Israel's arpatheid govt is infinitely more harsh then china's policy towards it minorities.

if there is a hell, churchill and roosevelt are sitting at the VIP table with your uncle hitler.

they were both murderous leaders. they committed genocide by the air.

stop trying to compare 2008- with 1938.

if anything, 2008 will be more comparable to 1988 games.

The comment above was posted by ponderer at May 11, 2008 04:15 PM unofficial Xinjiang time.

Ok try this massacre of Uyghur youth eleven years ago in Ghulja (Yili). and try and kiss yr own little monster.

https://www.youtube.com/watch?v=4RUCOrg2Pb0&feature=related

go on look at the footage of barbarism and tell me that yu dont uphold a brutal fascist regime that murders its own youth in the streets. Go on. It might be yu one day. But I doubt it. Coz yure a party hack for sure.

By the way I am pro-Palestinian.

BTW yu are not born in the west.

The comment above was posted by James at May 11, 2008 04:48 PM unofficial Xinjiang time.

i know where i was born, i dont have to verify to you, and i dont care if you dont believe.

you are probably just pissed that someone who cam from the west could have such pro china views.

and i dont believe that you have central asian roots. you are probably some hick from mississippi, or some other rural back water from another western country.

The comment above was posted by ponderer at May 11, 2008 05:06 PM unofficial Xinjiang time.

Here, I'm going to just state my position in hopes that we can all find some common ground.

1. The Communist Party is a brutal autocracy, not just to minorities, but to all Chinese people.

2. Most Chinese people realize this and genuinely want the government to change to something that allows more freedom.
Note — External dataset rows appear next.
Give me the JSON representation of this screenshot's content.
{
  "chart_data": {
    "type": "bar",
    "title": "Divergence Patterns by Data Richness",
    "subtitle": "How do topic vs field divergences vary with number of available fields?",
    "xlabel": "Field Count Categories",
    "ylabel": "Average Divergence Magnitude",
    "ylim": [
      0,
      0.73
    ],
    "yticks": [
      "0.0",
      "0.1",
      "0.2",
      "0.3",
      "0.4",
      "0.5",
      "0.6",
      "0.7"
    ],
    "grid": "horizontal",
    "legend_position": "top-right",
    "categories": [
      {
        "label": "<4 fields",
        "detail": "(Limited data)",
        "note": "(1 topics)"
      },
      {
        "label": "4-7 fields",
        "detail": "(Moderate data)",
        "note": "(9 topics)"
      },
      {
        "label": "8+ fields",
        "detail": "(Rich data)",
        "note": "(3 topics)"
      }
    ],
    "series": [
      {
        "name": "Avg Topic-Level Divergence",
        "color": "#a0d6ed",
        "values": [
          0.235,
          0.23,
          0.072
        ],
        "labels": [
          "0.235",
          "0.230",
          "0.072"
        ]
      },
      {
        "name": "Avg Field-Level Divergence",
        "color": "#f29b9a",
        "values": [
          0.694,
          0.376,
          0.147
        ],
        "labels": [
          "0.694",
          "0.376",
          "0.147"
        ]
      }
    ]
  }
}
However, the CPC has been exploiting patriotism, at times with blatant lies, in order to keep the Chinese people angry at the West rather than turning their anger inwards at the government.
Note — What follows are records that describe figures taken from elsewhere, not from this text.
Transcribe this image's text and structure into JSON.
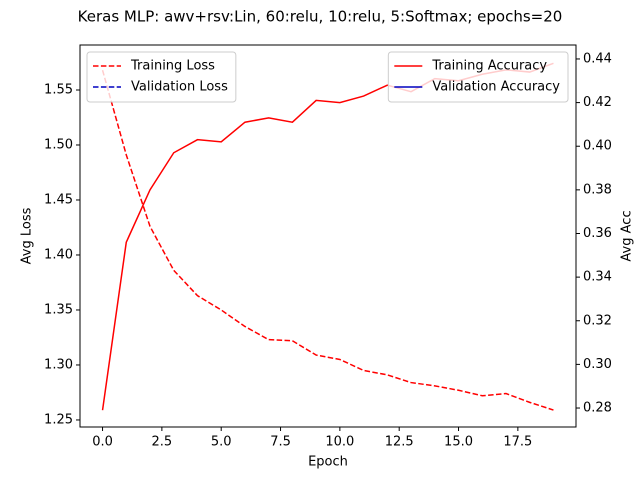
{
  "chart_data": {
    "type": "line",
    "title": "Keras MLP: awv+rsv:Lin, 60:relu, 10:relu, 5:Softmax; epochs=20",
    "x_label": "Epoch",
    "y_label": "Avg Loss",
    "y2_label": "Avg Acc",
    "x": [
      0,
      1,
      2,
      3,
      4,
      5,
      6,
      7,
      8,
      9,
      10,
      11,
      12,
      13,
      14,
      15,
      16,
      17,
      18,
      19
    ],
    "xlim": [
      -0.95,
      19.95
    ],
    "xticks": [
      {
        "value": 0,
        "label": "0.0"
      },
      2.5,
      {
        "value": 5,
        "label": "5.0"
      },
      7.5,
      {
        "value": 10,
        "label": "10.0"
      },
      12.5,
      {
        "value": 15,
        "label": "15.0"
      },
      17.5
    ],
    "ylim": [
      1.2436,
      1.5909
    ],
    "yticks": [
      1.25,
      {
        "value": 1.3,
        "label": "1.30"
      },
      1.35,
      {
        "value": 1.4,
        "label": "1.40"
      },
      1.45,
      {
        "value": 1.5,
        "label": "1.50"
      },
      1.55
    ],
    "y2lim": [
      0.2713,
      0.4464
    ],
    "y2ticks": [
      0.28,
      {
        "value": 0.3,
        "label": "0.30"
      },
      0.32,
      0.34,
      0.36,
      0.38,
      {
        "value": 0.4,
        "label": "0.40"
      },
      0.42,
      0.44
    ],
    "legend": "upper left",
    "legend2": "upper right",
    "series": [
      {
        "name": "Training Loss",
        "color": "#ff0000",
        "dash": true,
        "axis": "y",
        "values": [
          1.568,
          1.491,
          1.426,
          1.386,
          1.363,
          1.35,
          1.335,
          1.323,
          1.322,
          1.309,
          1.305,
          1.295,
          1.291,
          1.284,
          1.281,
          1.277,
          1.272,
          1.274,
          1.266,
          1.259
        ]
      },
      {
        "name": "Validation Loss",
        "color": "#0000bf",
        "dash": true,
        "axis": "y",
        "values": [
          null,
          null,
          null,
          null,
          null,
          null,
          null,
          null,
          null,
          null,
          null,
          null,
          null,
          null,
          null,
          null,
          null,
          null,
          null,
          null
        ]
      },
      {
        "name": "Training Accuracy",
        "color": "#ff0000",
        "dash": false,
        "axis": "y2",
        "values": [
          0.279,
          0.356,
          0.38,
          0.397,
          0.403,
          0.402,
          0.411,
          0.413,
          0.411,
          0.421,
          0.42,
          0.423,
          0.428,
          0.425,
          0.431,
          0.43,
          0.433,
          0.435,
          0.434,
          0.438
        ]
      },
      {
        "name": "Validation Accuracy",
        "color": "#0000bf",
        "dash": false,
        "axis": "y2",
        "values": [
          null,
          null,
          null,
          null,
          null,
          null,
          null,
          null,
          null,
          null,
          null,
          null,
          null,
          null,
          null,
          null,
          null,
          null,
          null,
          null
        ]
      }
    ]
  }
}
3. The coverage in West did have some bias against the Chinese government. However, the anger felt from the Chinese comes more from a general unfamiliarity with Western media. For one, CNN, Fox, MSN, etc., do not claim to speak for the whole of the American people nor for the US government. When a reporter says the Chinese government is brutal, he is speaking for himself and thus only he can be held accountable. Secondly, there is a real difference between criticizing the government and criticizing the Chinese people. The harsh words said about the CPC are not one tenth as bad as what many at CNN will say about Bush.
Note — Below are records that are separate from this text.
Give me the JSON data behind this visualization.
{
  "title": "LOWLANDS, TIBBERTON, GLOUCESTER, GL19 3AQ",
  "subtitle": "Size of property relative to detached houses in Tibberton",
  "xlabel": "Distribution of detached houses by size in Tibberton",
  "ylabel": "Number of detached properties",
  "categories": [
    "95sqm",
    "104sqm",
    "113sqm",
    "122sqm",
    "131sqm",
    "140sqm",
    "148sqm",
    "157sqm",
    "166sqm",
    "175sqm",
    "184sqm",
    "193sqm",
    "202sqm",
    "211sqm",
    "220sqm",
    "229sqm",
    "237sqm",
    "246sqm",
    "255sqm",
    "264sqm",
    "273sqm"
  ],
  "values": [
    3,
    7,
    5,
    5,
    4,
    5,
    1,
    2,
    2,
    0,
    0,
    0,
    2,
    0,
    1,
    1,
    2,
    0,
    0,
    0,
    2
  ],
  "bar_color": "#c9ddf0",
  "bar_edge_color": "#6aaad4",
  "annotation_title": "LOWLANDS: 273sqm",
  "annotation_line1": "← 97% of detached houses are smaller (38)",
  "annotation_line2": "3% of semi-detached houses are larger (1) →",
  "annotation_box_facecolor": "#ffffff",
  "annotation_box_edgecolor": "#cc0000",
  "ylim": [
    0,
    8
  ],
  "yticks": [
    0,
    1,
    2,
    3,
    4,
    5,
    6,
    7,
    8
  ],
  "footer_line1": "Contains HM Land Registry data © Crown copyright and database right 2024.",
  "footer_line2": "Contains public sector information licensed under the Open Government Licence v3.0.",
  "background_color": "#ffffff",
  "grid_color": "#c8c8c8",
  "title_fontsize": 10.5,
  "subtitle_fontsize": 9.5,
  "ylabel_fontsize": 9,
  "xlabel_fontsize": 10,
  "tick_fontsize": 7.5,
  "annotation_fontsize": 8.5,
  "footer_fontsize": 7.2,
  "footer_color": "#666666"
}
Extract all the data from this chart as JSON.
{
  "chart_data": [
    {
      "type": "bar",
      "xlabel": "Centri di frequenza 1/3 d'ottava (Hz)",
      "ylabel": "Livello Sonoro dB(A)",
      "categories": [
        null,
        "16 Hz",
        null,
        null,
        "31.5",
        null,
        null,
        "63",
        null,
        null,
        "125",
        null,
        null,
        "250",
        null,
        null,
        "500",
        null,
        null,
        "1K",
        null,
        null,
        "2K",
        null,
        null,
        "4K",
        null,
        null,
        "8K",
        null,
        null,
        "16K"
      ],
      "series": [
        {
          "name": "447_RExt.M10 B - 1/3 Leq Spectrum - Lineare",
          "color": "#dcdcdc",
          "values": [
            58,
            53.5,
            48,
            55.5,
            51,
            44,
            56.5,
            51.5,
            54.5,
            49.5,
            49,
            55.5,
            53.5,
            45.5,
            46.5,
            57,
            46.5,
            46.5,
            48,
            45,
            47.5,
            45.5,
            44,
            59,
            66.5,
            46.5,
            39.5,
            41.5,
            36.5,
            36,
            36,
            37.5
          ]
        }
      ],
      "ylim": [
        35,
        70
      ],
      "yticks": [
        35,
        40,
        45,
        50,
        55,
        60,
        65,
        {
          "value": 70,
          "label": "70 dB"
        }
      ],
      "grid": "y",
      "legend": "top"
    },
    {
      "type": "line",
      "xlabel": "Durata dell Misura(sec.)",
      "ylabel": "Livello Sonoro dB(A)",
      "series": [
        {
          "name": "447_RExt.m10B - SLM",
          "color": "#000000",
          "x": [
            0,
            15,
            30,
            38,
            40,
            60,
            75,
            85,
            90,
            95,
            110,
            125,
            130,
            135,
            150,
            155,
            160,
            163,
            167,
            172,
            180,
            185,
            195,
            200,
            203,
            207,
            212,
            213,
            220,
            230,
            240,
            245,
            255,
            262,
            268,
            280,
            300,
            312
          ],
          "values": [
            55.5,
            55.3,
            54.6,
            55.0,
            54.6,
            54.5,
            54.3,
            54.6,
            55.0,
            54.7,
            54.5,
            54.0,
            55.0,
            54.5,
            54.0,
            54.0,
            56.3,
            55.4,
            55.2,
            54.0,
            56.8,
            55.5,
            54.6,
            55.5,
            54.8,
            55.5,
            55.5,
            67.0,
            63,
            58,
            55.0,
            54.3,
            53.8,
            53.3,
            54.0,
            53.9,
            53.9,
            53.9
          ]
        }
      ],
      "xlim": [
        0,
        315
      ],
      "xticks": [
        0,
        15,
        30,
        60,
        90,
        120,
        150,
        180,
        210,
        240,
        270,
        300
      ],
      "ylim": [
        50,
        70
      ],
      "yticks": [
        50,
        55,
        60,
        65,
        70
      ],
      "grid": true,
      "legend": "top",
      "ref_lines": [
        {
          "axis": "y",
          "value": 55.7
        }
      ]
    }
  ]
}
4. The Opium War was a bad thing. I will always say that. But to criticize modern governments for that is like criticizing the modern Chinese government for its handling of the Taiping Heavenly Kingdom revolt.

5. Calling me a white devil and promising to kill me when I set foot in China doesn't strengthen your argument. In fact, it makes you look like a bit of a buffoon.

"i never lied. ask michael and read his previous posts, he did in fact censor, delete, and alter my comments after i leveled reciprocal insults at him."

You claimed that Michael was doing it for racist reasons. He says it was because you went over the top or attacked him personally. I'm inclined to believe him. Also, you claimed that, and quote, "he adds his own 'small penis' comments".

The comment above was posted by Tiako at May 11, 2008 07:55 PM unofficial Xinjiang time.

I have a t=shirt with a picture of the Dalai Lama on it. How far do you think I'd get wearing it arond Shanghai?

The comment above was posted by Jay at May 11, 2008 08:28 PM unofficial Xinjiang time.

@everyone:

I think that's enough for this post. Give your fingers a rest for a few hours, and I'll try to give you something new to argue about.

The comment above was posted by michael at May 11, 2008 10:19 PM unofficial Xinjiang time.